The piano began again—what was this music? Unplaced, familiar, the limpid melody had lain a long while dormant in his heart. Now it spoke to him of another time, another place—it was the music Elizabeth used to play. The delicate air summoned a wilderness of memory. Ferris was lost in the riot of past longings, conflicts, ambivalent desires. Strange that the music, catalyst for this tumultuous anarchy, was so serene and clear. The singing melody was broken off by the appearance of the maid.
“Miz Bailey, dinner is out on the table now.”

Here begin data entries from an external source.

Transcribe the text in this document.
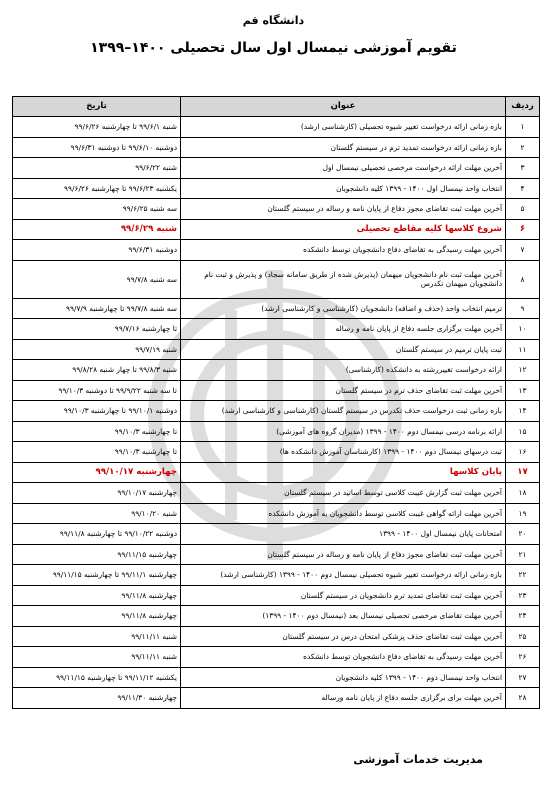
دانشگاه قم
تقویم آموزشی نیمسال اول سال تحصیلی ۱۴۰۰–۱۳۹۹
ردیف	عنوان	تاریخ
۱	بازه زمانی ارائه درخواست تغییر شیوه تحصیلی (کارشناسی ارشد)	شنبه ۹۹/۶/۱ تا چهارشنبه ۹۹/۶/۲۶
۲	بازه زمانی ارائه درخواست تمدید ترم در سیستم گلستان	دوشنبه ۹۹/۶/۱۰ تا دوشنبه ۹۹/۶/۳۱
۳	آخرین مهلت ارائه درخواست مرخصی تحصیلی نیمسال اول	شنبه ۹۹/۶/۲۲
۴	انتخاب واحد نیمسال اول ۱۴۰۰ - ۱۳۹۹ کلیه دانشجویان	یکشنبه ۹۹/۶/۲۳ تا چهارشنبه ۹۹/۶/۲۶
۵	آخرین مهلت ثبت تقاضای مجوز دفاع از پایان نامه و رساله در سیستم گلستان	سه شنبه ۹۹/۶/۲۵
۶	شروع کلاسها کلیه مقاطع تحصیلی	شنبه ۹۹/۶/۲۹
۷	آخرین مهلت رسیدگی به تقاضای دفاع دانشجویان توسط دانشکده	دوشنبه ۹۹/۶/۳۱
۸	آخرین مهلت ثبت نام دانشجویان میهمان (پذیرش شده از طریق سامانه سجاد) و پذیرش و ثبت نام دانشجویان میهمان تکدرس	سه شنبه ۹۹/۷/۸
۹	ترمیم انتخاب واحد (حذف و اضافه) دانشجویان (کارشناسی و کارشناسی ارشد)	سه شنبه ۹۹/۷/۸ تا چهارشنبه ۹۹/۷/۹
۱۰	آخرین مهلت برگزاری جلسه دفاع از پایان نامه و رساله	تا چهارشنبه ۹۹/۷/۱۶
۱۱	ثبت پایان ترمیم در سیستم گلستان	شنبه ۹۹/۷/۱۹
۱۲	ارائه درخواست تغییررشته به دانشکده (کارشناسی)	شنبه ۹۹/۸/۳ تا چهار شنبه ۹۹/۸/۲۸
۱۳	آخرین مهلت ثبت تقاضای حذف ترم در سیستم گلستان	تا سه شنبه ۹۹/۹/۲۲ تا دوشنبه ۹۹/۱۰/۳
۱۴	بازه زمانی ثبت درخواست حذف تکدرس در سیستم گلستان (کارشناسی و کارشناسی ارشد)	دوشنبه ۹۹/۱۰/۱ تا چهارشنبه ۹۹/۱۰/۳
۱۵	ارائه برنامه درسی نیمسال دوم ۱۴۰۰ - ۱۳۹۹ (مدیران گروه های آموزشی)	تا چهارشنبه ۹۹/۱۰/۳
۱۶	ثبت درسهای نیمسال دوم ۱۴۰۰ - ۱۳۹۹ (کارشناسان آموزش دانشکده ها)	تا چهارشنبه ۹۹/۱۰/۳
۱۷	پایان کلاسها	چهارشنبه ۹۹/۱۰/۱۷
۱۸	آخرین مهلت ثبت گزارش غیبت کلاسی توسط اساتید در سیستم گلستان	چهارشنبه ۹۹/۱۰/۱۷
۱۹	آخرین مهلت ارائه گواهی غیبت کلاسی توسط دانشجویان به آموزش دانشکده	شنبه ۹۹/۱۰/۲۰
۲۰	امتحانات پایان نیمسال اول ۱۴۰۰ - ۱۳۹۹	دوشنبه ۹۹/۱۰/۲۲ تا چهارشنبه ۹۹/۱۱/۸
۲۱	آخرین مهلت ثبت تقاضای مجوز دفاع از پایان نامه و رساله در سیستم گلستان	چهارشنبه ۹۹/۱۱/۱۵
۲۲	بازه زمانی ارائه درخواست تغییر شیوه تحصیلی نیمسال دوم ۱۴۰۰ - ۱۳۹۹ (کارشناسی ارشد)	چهارشنبه ۹۹/۱۱/۱ تا چهارشنبه ۹۹/۱۱/۱۵
۲۳	آخرین مهلت ثبت تقاضای تمدید ترم دانشجویان در سیستم گلستان	چهارشنبه ۹۹/۱۱/۸
۲۴	آخرین مهلت تقاضای مرخصی تحصیلی نیمسال بعد (نیمسال دوم ۱۴۰۰ - ۱۳۹۹)	چهارشنبه ۹۹/۱۱/۸
۲۵	آخرین مهلت ثبت تقاضای حذف پزشکی امتحان درس در سیستم گلستان	شنبه ۹۹/۱۱/۱۱
۲۶	آخرین مهلت رسیدگی به تقاضای دفاع دانشجویان توسط دانشکده	شنبه ۹۹/۱۱/۱۱
۲۷	انتخاب واحد نیمسال دوم ۱۴۰۰ - ۱۳۹۹ کلیه دانشجویان	یکشنبه ۹۹/۱۱/۱۲ تا چهارشنبه ۹۹/۱۱/۱۵
۲۸	آخرین مهلت برای برگزاری جلسه دفاع از پایان نامه ورساله	چهارشنبه ۹۹/۱۱/۳۰
مدیریت خدمات آموزشی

Even after Ferris was seated at the table between his host and hostess, the unfinished music still overcast his mood. He was a little drunk.
“L’improvisation de la vie humaine,”he said.”There’s nothing that makes you so aware of the improvisation of human existence as a song unfinished. Or an old address book.”
“Address book?” repeated Bailey. Then he stopped, noncommittal and polite.
“You’re still the same old boy, Johnny,” Elizabeth said with a trace of the old tenderness.
It was a Southern dinner that evening, and the dishes were his old favorites. They had fried chicken and corn pudding and rich, glazed candied sweet potatoes. During the meal Elizabeth kept alive a conversation when the silences were overlong. And it came about that Ferris was led to speak of Jeannine.
“I first knew Jeannine last autumn—about this time of the year—in Italy. She’s a singer and she had an engagement in Rome. I expect we will be married soon.”
The words seemed so true, inevitable, that Ferris did not at first acknowledge to himself the lie. He and Jeannine had never in that year spoken of marriage. And indeed, she was still married—to a White Russian money-changer in Paris from whom she had been separated for five years. But it was too late to correct the lie. Already Elizabeth was saying: “This really makes me glad to know. Congratulations, Johnny.”